Select Fire is available for assault rifles and submachine guns. It adds a more controllable burst mode to fully automatic weapons, and a full-auto option to burst and semi-auto weapons. Keep in mind that adding and using full auto mode on a single or burst weapon will reduce accuracy and increase recoil. Likewise, using burst fire on a fully automatic weapon reduces recoil and thus increases accuracy. This is a result of the attachment altering the centerspeed (the time it takes the sights to reset to their previous position after firing a round) of a weapon its attached to, and varies between weapons. Using this on the FAL OSW, SMR, SWAT-556, and M8A1 will lower their centerspeeds, thus increasing recoil. On the other hand, using Select Fire on any fully automatic assault rifle will increase their centerspeeds, making them more accurate.
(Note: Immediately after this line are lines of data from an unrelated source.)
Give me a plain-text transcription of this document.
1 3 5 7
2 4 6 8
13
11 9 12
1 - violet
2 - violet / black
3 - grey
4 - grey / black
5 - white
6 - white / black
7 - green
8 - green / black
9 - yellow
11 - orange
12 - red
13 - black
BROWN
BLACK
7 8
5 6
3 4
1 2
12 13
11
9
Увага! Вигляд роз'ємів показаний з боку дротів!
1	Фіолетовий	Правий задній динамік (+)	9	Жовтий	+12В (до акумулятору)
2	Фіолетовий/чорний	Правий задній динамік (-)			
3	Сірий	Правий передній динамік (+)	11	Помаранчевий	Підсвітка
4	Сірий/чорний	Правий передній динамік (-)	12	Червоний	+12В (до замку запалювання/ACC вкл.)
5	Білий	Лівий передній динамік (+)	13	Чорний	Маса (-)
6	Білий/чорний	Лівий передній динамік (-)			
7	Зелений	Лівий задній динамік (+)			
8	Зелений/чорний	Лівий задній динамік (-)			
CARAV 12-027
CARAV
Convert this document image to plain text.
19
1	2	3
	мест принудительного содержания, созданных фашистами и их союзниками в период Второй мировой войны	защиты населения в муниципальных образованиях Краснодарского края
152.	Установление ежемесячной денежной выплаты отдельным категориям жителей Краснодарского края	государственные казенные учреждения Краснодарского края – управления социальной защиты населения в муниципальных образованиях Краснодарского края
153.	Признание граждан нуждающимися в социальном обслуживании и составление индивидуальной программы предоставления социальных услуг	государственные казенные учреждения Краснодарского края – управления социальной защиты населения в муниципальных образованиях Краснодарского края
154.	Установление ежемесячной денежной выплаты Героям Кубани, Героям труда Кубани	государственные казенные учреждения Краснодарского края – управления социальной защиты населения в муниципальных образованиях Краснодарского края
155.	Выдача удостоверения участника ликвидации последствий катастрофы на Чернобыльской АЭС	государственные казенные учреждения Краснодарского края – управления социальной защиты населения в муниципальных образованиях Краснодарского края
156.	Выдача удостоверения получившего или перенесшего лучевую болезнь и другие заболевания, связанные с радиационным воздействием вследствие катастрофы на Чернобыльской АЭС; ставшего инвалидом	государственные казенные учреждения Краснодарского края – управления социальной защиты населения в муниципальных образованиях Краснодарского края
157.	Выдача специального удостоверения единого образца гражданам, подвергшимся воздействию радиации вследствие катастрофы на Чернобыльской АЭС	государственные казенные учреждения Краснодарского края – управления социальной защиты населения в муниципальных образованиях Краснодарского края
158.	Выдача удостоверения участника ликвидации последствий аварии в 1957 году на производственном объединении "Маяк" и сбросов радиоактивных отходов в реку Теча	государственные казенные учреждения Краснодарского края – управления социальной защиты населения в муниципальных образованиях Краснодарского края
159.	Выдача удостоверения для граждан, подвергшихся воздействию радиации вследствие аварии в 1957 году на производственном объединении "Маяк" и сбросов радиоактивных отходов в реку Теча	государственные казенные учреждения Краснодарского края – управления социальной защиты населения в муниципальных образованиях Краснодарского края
Select Fire on SMGs behaves in the same way as on assault rifles, though recoil changes vary between some weapons in the class. The MP7 gains no recoil decrease when used in burst fire mode as its centerspeed remains the same. Interestingly, using Select Fire on the Chicom CQB and firing in full auto does not come with a centerspeed decrease (and thus recoil increase); this is because its normal rate of fire is a maximum of 1250 RPM, and when in full auto this drops to only 937 RPM.
Maximum fire rates of the semi-automatic rifles, the FAL OSW and SMR are lowered from 625 RPM and 535 RPM to 468 RPM and 416 RPM respectively for balancing reasons, similar to how the CZ75 had its maximum rate of fire reduced from 625 RPM to 535 RPM when equipped with the Full-Auto attachment in Call of Duty: Black Ops. The SWAT-556 also suffers from extreme loss in range, being able to kill in three hits on fully automatic in only point-blank.
Here is shown the delay between bursts for weapons gaining a burst mode when equipped with Select Fire. In previous games, almost all burst-firing weapons had a delay of 0.2 seconds between bursts, but in Call of Duty: Black Ops II the delay has been noticeably reduced for most weapons.
A variant of the Select Fire attachment appears in Call of Duty: WWII, added on June 25th, 2018 with the 1.18 patch update. It can only be found as an integrated attachment featured exclusively on the ZK-383. It allows the player to switch between the gun's "Slow Firing" and "Fast Firing" modes.
In most SMGs and assault rifles used in the past missions, there is no sound when using the Select Fire switch.
In full FOV, (Max. 90), it is possible to see the player's thumb in both Campaign and Multiplayer switch the fire modes, yet the switch does not move on the gun model. It can be commonly seen on the MP7.